Sarebbe interessante, prima di etichettare e dare responsabilità rispetto ai comportamenti adolescenziali, devianti e autolesionisti per la propria immagine sociale, chiedersi in onestà quale prevenzione è stata agita… la famiglia delega l’educazione al rispetto di se alle agenzie educative, le agenzie educative delegano l’incarico a psicologi e medici che in 4 incontri pensano di risolvere la questione con qualche nozione o proiettando qualche Slide??
Il risultato è che l’autoformazione, molto in voga tra gli adolescenti, non è una risposta, che la psicologia agisce sulle conseguenze di un qualcosa che ha raggiunto la patologia e che la pedagogia, che previene e crea le condizioni di protezione dei nostri adolescenti, continua ad essere la scienza più trascurata, a favore di un approccio medicalizzante, che etichetta e crea nuovi business farmacologici e terapeutici.
E’ Fondamentale porsi in una riflessione che partendo da un bisogno (conoscere se stessi e il proprio corpo) sia in grado di tracciare un percorso idoneo da proporre per sviluppare il proprio potenziale umano.
I dati oggettivi li abbiamo sotto gli occhi: figli che impunemente mettono a repentaglio la loro identità sociale, integrità morale e benessere personale; assenza di una riflessione adeguata sulla conseguenza degli atti compiuti; aggressività incontrollata che nasce dell’incapacità di saper leggere e gestire una situazione di questo tipo.
Tante le cose che si potrebbero dire a riguardo: ricette semplici e riparazioni su danni già causati.

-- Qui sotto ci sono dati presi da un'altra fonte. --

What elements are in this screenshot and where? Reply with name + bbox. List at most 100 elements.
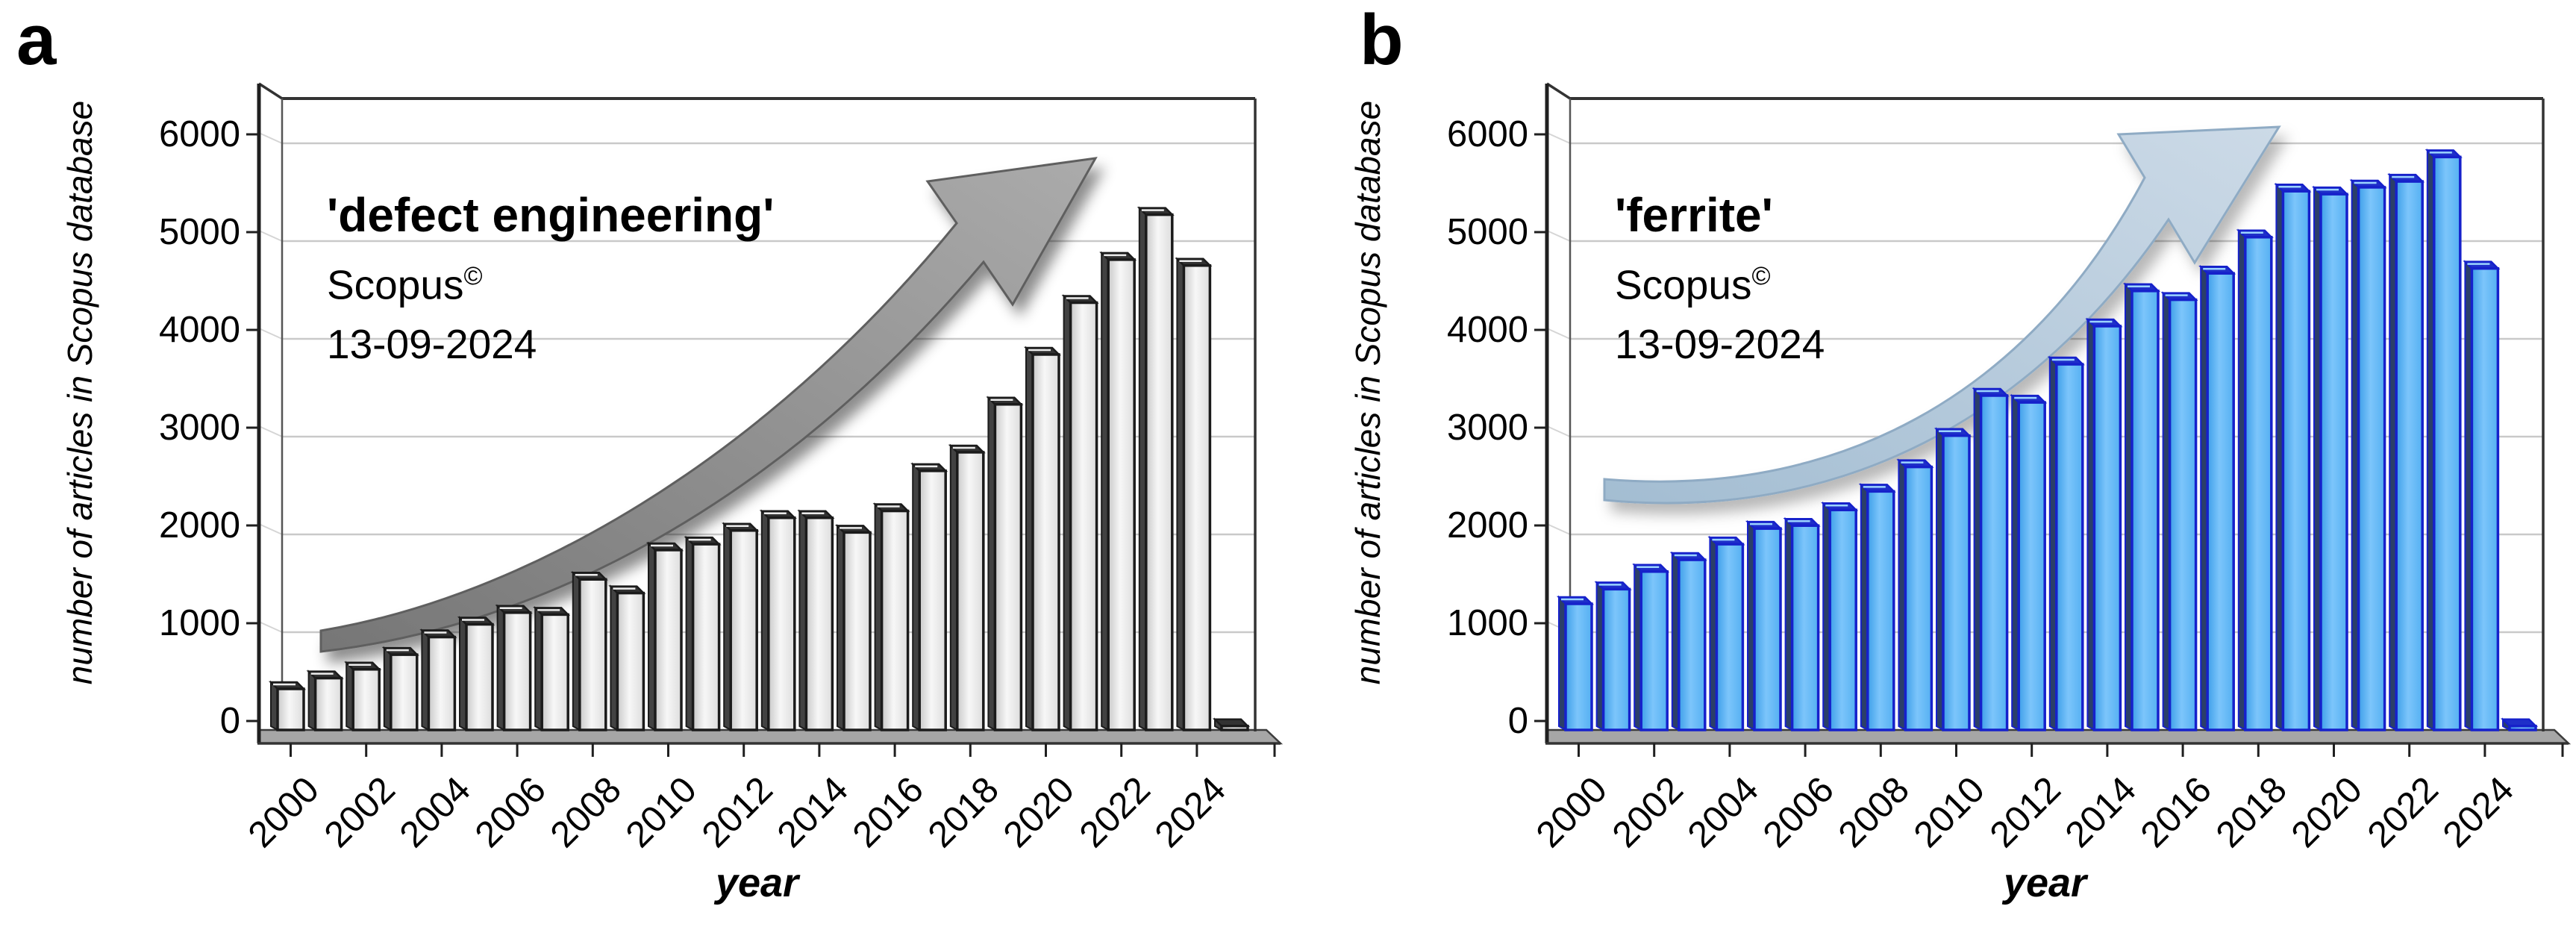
- y-tick-label-1000: 1000: [158, 603, 240, 643]
- bar-2017: [910, 462, 948, 731]
- bar-2022: [1099, 251, 1137, 731]
- y-tick-label-2000: 2000: [1446, 505, 1528, 546]
- x-axis-title-b: year: [2003, 861, 2087, 905]
- bar-2015: [2122, 282, 2161, 731]
- axes-frame: [1545, 82, 2569, 745]
- bar-2020: [1023, 346, 1062, 731]
- date-line-a: 13-09-2024: [327, 321, 537, 368]
- chart-panel-a: a number of articles in Scopus database …: [16, 0, 1284, 905]
- bar-2025: [2500, 717, 2539, 731]
- bar-2011: [1972, 387, 2010, 731]
- bar-chart-b: [1534, 82, 2572, 757]
- bar-2025: [1212, 717, 1251, 731]
- bar-2004: [419, 628, 457, 731]
- bar-2001: [1594, 580, 1632, 731]
- y-ticks: [1534, 133, 1547, 722]
- left-wall: [259, 84, 282, 743]
- bars: [268, 206, 1251, 731]
- bar-2016: [2160, 291, 2198, 731]
- y-tick-label-6000: 6000: [1446, 114, 1528, 154]
- copyright-symbol-a: ©: [463, 262, 483, 290]
- y-tick-label-3000: 3000: [1446, 408, 1528, 448]
- y-tick-label-0: 0: [219, 701, 240, 741]
- trend-arrow: [1603, 125, 2281, 505]
- bar-2007: [533, 606, 571, 731]
- y-tick-label-1000: 1000: [1446, 603, 1528, 643]
- y-ticks: [246, 133, 259, 722]
- bar-2005: [1745, 519, 1783, 731]
- copyright-symbol-b: ©: [1751, 262, 1771, 290]
- bar-2007: [1821, 501, 1859, 731]
- bar-2010: [645, 541, 684, 731]
- bar-2024: [2463, 260, 2501, 731]
- date-line-b: 13-09-2024: [1615, 321, 1825, 368]
- bar-2014: [2085, 317, 2123, 731]
- panel-label-a: a: [16, 0, 57, 80]
- search-term-title-a: 'defect engineering': [327, 188, 775, 242]
- bar-2012: [2010, 393, 2048, 731]
- bar-2022: [2387, 172, 2425, 731]
- source-line-b: Scopus©: [1615, 246, 1825, 314]
- bar-2004: [1707, 535, 1745, 731]
- bar-2019: [2274, 182, 2312, 731]
- source-name-a: Scopus: [327, 261, 464, 308]
- bar-2002: [1632, 563, 1670, 731]
- bar-2006: [495, 604, 533, 731]
- bar-2018: [2236, 228, 2274, 731]
- bar-2000: [1556, 595, 1595, 731]
- bar-2011: [684, 535, 722, 731]
- bar-2019: [986, 396, 1024, 731]
- bar-2023: [2425, 148, 2463, 731]
- bar-2017: [2198, 264, 2236, 731]
- y-tick-label-3000: 3000: [158, 408, 240, 448]
- bar-2009: [1896, 458, 1934, 731]
- y-tick-label-5000: 5000: [1446, 212, 1528, 252]
- bar-2013: [759, 509, 797, 731]
- x-axis-title-a: year: [715, 861, 799, 905]
- bar-2018: [948, 443, 986, 731]
- source-line-a: Scopus©: [327, 246, 774, 314]
- y-tick-label-4000: 4000: [158, 310, 240, 350]
- bar-2016: [872, 502, 910, 731]
- chart-panel-b: b number of articles in Scopus database …: [1288, 0, 2576, 927]
- bar-2021: [1061, 294, 1099, 731]
- bar-2014: [797, 509, 835, 731]
- bar-2013: [2047, 355, 2085, 731]
- bar-2001: [306, 670, 344, 731]
- bar-2008: [1858, 482, 1896, 731]
- bar-2006: [1783, 516, 1821, 731]
- y-tick-label-6000: 6000: [158, 114, 240, 154]
- bar-2015: [834, 523, 873, 731]
- bar-2008: [570, 570, 608, 731]
- floor-3d: [1545, 728, 2572, 745]
- x-ticks: [1578, 743, 2564, 757]
- search-term-title-b: 'ferrite': [1615, 188, 1773, 242]
- axes-frame: [257, 82, 1281, 745]
- y-tick-label-5000: 5000: [158, 212, 240, 252]
- bar-2012: [722, 522, 760, 731]
- bar-2010: [1933, 427, 1972, 731]
- bar-2023: [1137, 206, 1175, 731]
- bar-2000: [268, 680, 307, 731]
- trend-arrow: [319, 157, 1098, 653]
- panel-label-b: b: [1360, 0, 1404, 80]
- bar-2005: [457, 616, 495, 731]
- bars: [1556, 148, 2539, 731]
- bar-2009: [608, 584, 646, 731]
- bar-chart-a: [246, 82, 1284, 757]
- y-tick-label-0: 0: [1507, 701, 1528, 741]
- x-ticks: [290, 743, 1276, 757]
- floor-3d: [257, 728, 1284, 745]
- bar-2021: [2349, 178, 2387, 731]
- annotation-block-b: 'ferrite' Scopus© 13-09-2024: [1615, 184, 1825, 374]
- bar-2020: [2311, 185, 2350, 731]
- source-name-b: Scopus: [1615, 261, 1752, 308]
- bar-2003: [1669, 551, 1707, 731]
- bar-2003: [381, 646, 419, 731]
- left-wall: [1547, 84, 1570, 743]
- annotation-block-a: 'defect engineering' Scopus© 13-09-2024: [327, 184, 774, 374]
- y-tick-label-2000: 2000: [158, 505, 240, 546]
- y-tick-label-4000: 4000: [1446, 310, 1528, 350]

Ma la riflessione pedagogica richiede tempo e riflessione, confronti e tappe di crescita, l’educazione sessuale è un problema e in quanto tale, va gestita da tecnici competenti nel campo educativo, assolutamente da evitare i sanitari, per non medicalizzare attività che sono squisitamente educative e non mediche.
Senza false strumentalizzazioni l’eclissi pedagogica ha reso sempre più deboli i canoni della relazione educativa a tutti i livelli, perché è di questo che si occupa il pedagogista: una riflessione ad personam sulle strategie educative, perché la persona, a qualunque livello, possa raggiungere l’autonomia e la capacità civile di esprimersi in quanto componente della comunità.
Giovanni Maria Bertin nella suo pensiero pedagogico ci sollecita ad un educazione alla ragione ed io ritengo sia questa la strada maestra per il raggiungimento dell’autonomia, il problema da disquisire è quale ragione voler proporre.